The limitations are very real. Dennard scaling has been dead since the mid-2000s (that is, power use per unit area has been increasing, even though energy use per logic operation is very much dropping at leading edge nodes) which means an increasing fraction of all silicon has to be "dark", power-gated and only used for the rare accelerated workload. Additionally, recent nodes have seen very little improvement in SRAM cell size which is used for register files and caches. So perhaps we'll be seeing relatively smaller caches per core in the future, and the addition of eDRAM (either on-die or on a separate chiplet) as a new, slower L4 level to partially cope with that.
I'm ignorant of this space, but it seems like the obvious solution for heat dissipation is to layer lattices and not solid layers, in order to increase the overall surface area of the chip. I assume the manufacturing is too difficult...?
What if it went the other way and you got much larger die area dedicated to caches or even on-chip RAM, since that usage is relatively cheaper from a power/heat point of view?

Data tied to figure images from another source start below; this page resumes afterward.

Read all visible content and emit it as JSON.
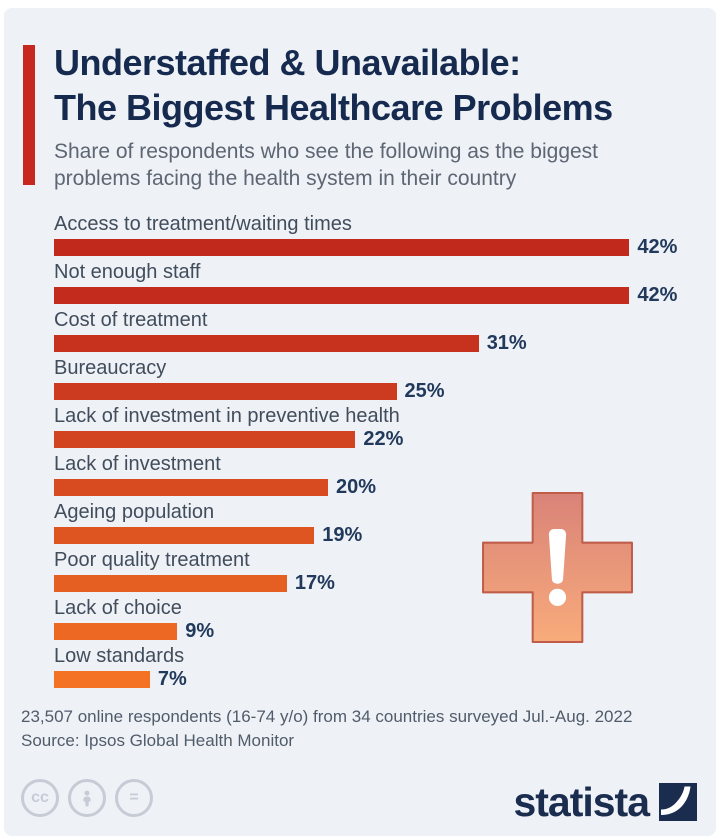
{
  "header": {
    "title_line1": "Understaffed & Unavailable:",
    "title_line2": "The Biggest Healthcare Problems",
    "subtitle_line1": "Share of respondents who see the following as the biggest",
    "subtitle_line2": "problems facing the health system in their country"
  },
  "chart_data": {
    "type": "bar",
    "orientation": "horizontal",
    "unit": "%",
    "categories": [
      "Access to treatment/waiting times",
      "Not enough staff",
      "Cost of treatment",
      "Bureaucracy",
      "Lack of investment in preventive health",
      "Lack of investment",
      "Ageing population",
      "Poor quality treatment",
      "Lack of choice",
      "Low standards"
    ],
    "values": [
      42,
      42,
      31,
      25,
      22,
      20,
      19,
      17,
      9,
      7
    ],
    "bar_colors": [
      "#c1291c",
      "#c32b1c",
      "#c7321e",
      "#cc3a1f",
      "#d24320",
      "#d84b21",
      "#df5521",
      "#e65f22",
      "#ed6923",
      "#f37223"
    ],
    "xlim": [
      0,
      45
    ],
    "grid": false,
    "legend": false,
    "title": "Understaffed & Unavailable: The Biggest Healthcare Problems",
    "xlabel": "",
    "ylabel": ""
  },
  "footer": {
    "note": "23,507 online respondents (16-74 y/o) from 34 countries surveyed Jul.-Aug. 2022",
    "source": "Source: Ipsos Global Health Monitor"
  },
  "branding": {
    "logo_text": "statista"
  },
  "license": {
    "cc_label": "cc",
    "equals_label": "="
  },
  "colors": {
    "background": "#eef1f6",
    "accent_red": "#c6281f",
    "title_navy": "#152a4e",
    "subtitle_gray": "#5d6672",
    "label_slate": "#424d5c",
    "value_navy": "#21395b",
    "footer_gray": "#515c6a",
    "logo_navy": "#1b2d4f",
    "license_gray": "#c6cbd5",
    "cross_gradient_top": "#d98379",
    "cross_gradient_bottom": "#f8ab7a",
    "cross_border": "#c05c4a"
  }
}
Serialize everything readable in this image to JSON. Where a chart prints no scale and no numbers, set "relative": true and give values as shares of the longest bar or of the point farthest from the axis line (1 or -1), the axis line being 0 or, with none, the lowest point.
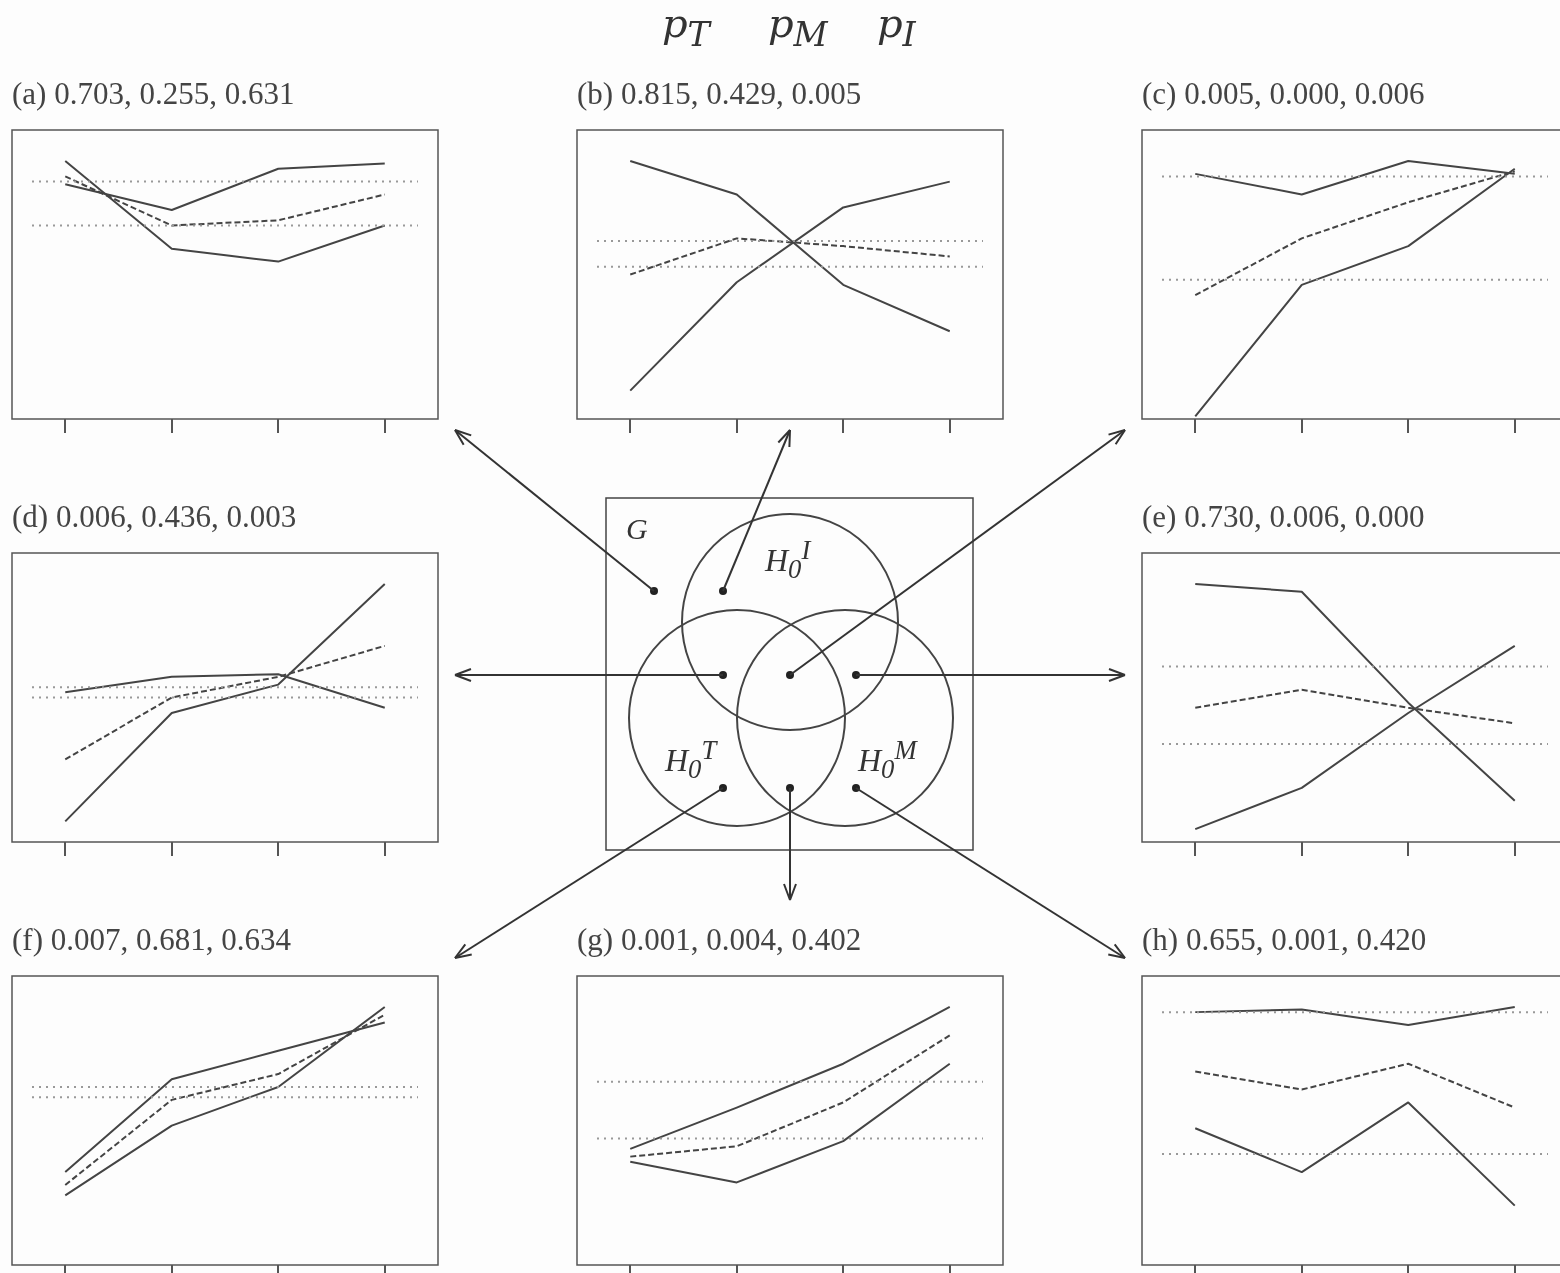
{
  "chart_data": [
    {
      "type": "line",
      "title": "(a) 0.703, 0.255, 0.631",
      "relative": true,
      "marker": "none",
      "categories": [
        null,
        null,
        null,
        null
      ],
      "series": [
        {
          "color": "#444444",
          "values": [
            1,
            0.66,
            0.61,
            0.75
          ]
        },
        {
          "color": "#444444",
          "values": [
            0.91,
            0.81,
            0.97,
            0.99
          ]
        },
        {
          "color": "#444444",
          "line_style": "dashed",
          "values": [
            0.94,
            0.75,
            0.77,
            0.87
          ]
        }
      ],
      "ref_lines": [
        {
          "axis": "y",
          "value": 0.92,
          "color": "#999999",
          "line_style": "dotted"
        },
        {
          "axis": "y",
          "value": 0.75,
          "color": "#999999",
          "line_style": "dotted"
        }
      ]
    },
    {
      "type": "line",
      "title": "(b) 0.815, 0.429, 0.005",
      "relative": true,
      "marker": "none",
      "categories": [
        null,
        null,
        null,
        null
      ],
      "series": [
        {
          "color": "#444444",
          "values": [
            1,
            0.87,
            0.52,
            0.34
          ]
        },
        {
          "color": "#444444",
          "values": [
            0.11,
            0.53,
            0.82,
            0.92
          ]
        },
        {
          "color": "#444444",
          "line_style": "dashed",
          "values": [
            0.56,
            0.7,
            0.67,
            0.63
          ]
        }
      ],
      "ref_lines": [
        {
          "axis": "y",
          "value": 0.69,
          "color": "#999999",
          "line_style": "dotted"
        },
        {
          "axis": "y",
          "value": 0.59,
          "color": "#999999",
          "line_style": "dotted"
        }
      ]
    },
    {
      "type": "line",
      "title": "(c) 0.005, 0.000, 0.006",
      "relative": true,
      "marker": "none",
      "categories": [
        null,
        null,
        null,
        null
      ],
      "series": [
        {
          "color": "#444444",
          "values": [
            0.95,
            0.87,
            1,
            0.95
          ]
        },
        {
          "color": "#444444",
          "values": [
            0.01,
            0.52,
            0.67,
            0.97
          ]
        },
        {
          "color": "#444444",
          "line_style": "dashed",
          "values": [
            0.48,
            0.7,
            0.84,
            0.96
          ]
        }
      ],
      "ref_lines": [
        {
          "axis": "y",
          "value": 0.94,
          "color": "#999999",
          "line_style": "dotted"
        },
        {
          "axis": "y",
          "value": 0.54,
          "color": "#999999",
          "line_style": "dotted"
        }
      ]
    },
    {
      "type": "line",
      "title": "(d) 0.006, 0.436, 0.003",
      "relative": true,
      "marker": "none",
      "categories": [
        null,
        null,
        null,
        null
      ],
      "series": [
        {
          "color": "#444444",
          "values": [
            0.58,
            0.64,
            0.65,
            0.52
          ]
        },
        {
          "color": "#444444",
          "values": [
            0.08,
            0.5,
            0.61,
            1
          ]
        },
        {
          "color": "#444444",
          "line_style": "dashed",
          "values": [
            0.32,
            0.56,
            0.64,
            0.76
          ]
        }
      ],
      "ref_lines": [
        {
          "axis": "y",
          "value": 0.6,
          "color": "#999999",
          "line_style": "dotted"
        },
        {
          "axis": "y",
          "value": 0.56,
          "color": "#999999",
          "line_style": "dotted"
        }
      ]
    },
    {
      "type": "other",
      "annotations": [
        "p$_{T}$",
        "p$_{M}$",
        "p$_{I}$",
        "G",
        "H$_{0}$$^{I}$",
        "H$_{0}$$^{T}$",
        "H$_{0}$$^{M}$"
      ]
    },
    {
      "type": "line",
      "title": "(e) 0.730, 0.006, 0.000",
      "relative": true,
      "marker": "none",
      "categories": [
        null,
        null,
        null,
        null
      ],
      "series": [
        {
          "color": "#444444",
          "values": [
            1,
            0.97,
            0.54,
            0.16
          ]
        },
        {
          "color": "#444444",
          "values": [
            0.05,
            0.21,
            0.5,
            0.76
          ]
        },
        {
          "color": "#444444",
          "line_style": "dashed",
          "values": [
            0.52,
            0.59,
            0.52,
            0.46
          ]
        }
      ],
      "ref_lines": [
        {
          "axis": "y",
          "value": 0.68,
          "color": "#999999",
          "line_style": "dotted"
        },
        {
          "axis": "y",
          "value": 0.38,
          "color": "#999999",
          "line_style": "dotted"
        }
      ]
    },
    {
      "type": "line",
      "title": "(f) 0.007, 0.681, 0.634",
      "relative": true,
      "marker": "none",
      "categories": [
        null,
        null,
        null,
        null
      ],
      "series": [
        {
          "color": "#444444",
          "values": [
            0.36,
            0.72,
            0.83,
            0.94
          ]
        },
        {
          "color": "#444444",
          "values": [
            0.27,
            0.54,
            0.69,
            1
          ]
        },
        {
          "color": "#444444",
          "line_style": "dashed",
          "values": [
            0.31,
            0.64,
            0.74,
            0.97
          ]
        }
      ],
      "ref_lines": [
        {
          "axis": "y",
          "value": 0.69,
          "color": "#999999",
          "line_style": "dotted"
        },
        {
          "axis": "y",
          "value": 0.65,
          "color": "#999999",
          "line_style": "dotted"
        }
      ]
    },
    {
      "type": "line",
      "title": "(g) 0.001, 0.004, 0.402",
      "relative": true,
      "marker": "none",
      "categories": [
        null,
        null,
        null,
        null
      ],
      "series": [
        {
          "color": "#444444",
          "values": [
            0.45,
            0.61,
            0.78,
            1
          ]
        },
        {
          "color": "#444444",
          "values": [
            0.4,
            0.32,
            0.48,
            0.78
          ]
        },
        {
          "color": "#444444",
          "line_style": "dashed",
          "values": [
            0.42,
            0.46,
            0.63,
            0.89
          ]
        }
      ],
      "ref_lines": [
        {
          "axis": "y",
          "value": 0.71,
          "color": "#999999",
          "line_style": "dotted"
        },
        {
          "axis": "y",
          "value": 0.49,
          "color": "#999999",
          "line_style": "dotted"
        }
      ]
    },
    {
      "type": "line",
      "title": "(h) 0.655, 0.001, 0.420",
      "relative": true,
      "marker": "none",
      "categories": [
        null,
        null,
        null,
        null
      ],
      "series": [
        {
          "color": "#444444",
          "values": [
            0.98,
            0.99,
            0.93,
            1
          ]
        },
        {
          "color": "#444444",
          "values": [
            0.53,
            0.36,
            0.63,
            0.23
          ]
        },
        {
          "color": "#444444",
          "line_style": "dashed",
          "values": [
            0.75,
            0.68,
            0.78,
            0.61
          ]
        }
      ],
      "ref_lines": [
        {
          "axis": "y",
          "value": 0.98,
          "color": "#999999",
          "line_style": "dotted"
        },
        {
          "axis": "y",
          "value": 0.43,
          "color": "#999999",
          "line_style": "dotted"
        }
      ]
    }
  ]
}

Or is the process different enough between the two that it just doesn't make sense to have them interwoven like that?
The point of SRAM, especially at the L1/L2 level is having an extremely high BW and extremely low latency (a few clock cycles). So it is not really an option to put them somewhere else (although L3 and as mentioned other lower level layers) can and are already being put into either separate chiplets in the same PCB w/extremely fast ring OR directly on top of the die (3D stacking).
Yeah. The analogy for cache that I like to use is a table at the library. If you think about doing research (the old fashioned way) by looking through a library shelf by shelf and bringing books to your table to read through more closely. If you have a bigger table you can store more books which can speed your lookup times since you don’t need to get up and go back and forth to the shelves.
But at some point making your table larger just defeats the purpose of the library itself. Your table becomes the new library, and you have to walk around on it and look up things in these piles of books. So you make a smaller table in the middle of the big table.
Your fundamental limitation is how small you can make a memory cell, not how big you want to make a cache. That’s akin to making the books smaller print size so you can fit more on the same size table.
well, sorta, since caches are just sram+tag logic. you can parallelize tables, so that each remains fast, but it costs you power/heat. the decoder inherent to sram is what introduces the size-speed tradeoff.
I was ignoring the details on how SRAM works in favour of thinking about it physically. Most of those details just affect the average cell size at the end of the day.
The other physical aspect we’re dealing with is propagation delay and physical distance. That’s where the library analogy really shines: if there’s a minimum size to a book and a minimum size of you (the person doing the research) this corresponds roughly to minimum cell sizes and minimum wire pitch, so you’re ultimately limited in the density you can fit within a given volume.
A compiler AND processor design amateur here. (Latter in school.)
Once you have enough registers, having more mean lowers active utilization for any given instruction (bad use of space, vs. fast pipelined access to cached stack) or higher levels of parallel instruction dispatch (much greater complexity, and even greater inefficiency for branching misses).
Then you have to update instruction sets, which could be impossible given how tightly they fit in current instruction sizes.
Ergo, increasing register banks is a major architecture & platform change from hardware to software redesign, with heavy end user impact, and a fair chance of decreasing performance.
In contrast, anything that improves caching performance is a big non-disruptive win.
the caches are already ~75% of the space. you can't significantly increase that. On die ram is also relatively unlikely due to process differences. my best guess is more 3d cache chips. if we can get the interconnects small enough and fast enough, I could see a future where the logic is stacked on top of a dozen (physical) layers of stacked cache
AMD stacked cache is a significant increase and gives a huge boost in certain gaming scenarios, to the point that it's a 100% increase in certain games that rely on huge caches
Good question - but it would have to be a one of the kind that decrease latency not the one that decrease bandwidth. Maybe there is a way to achieve such.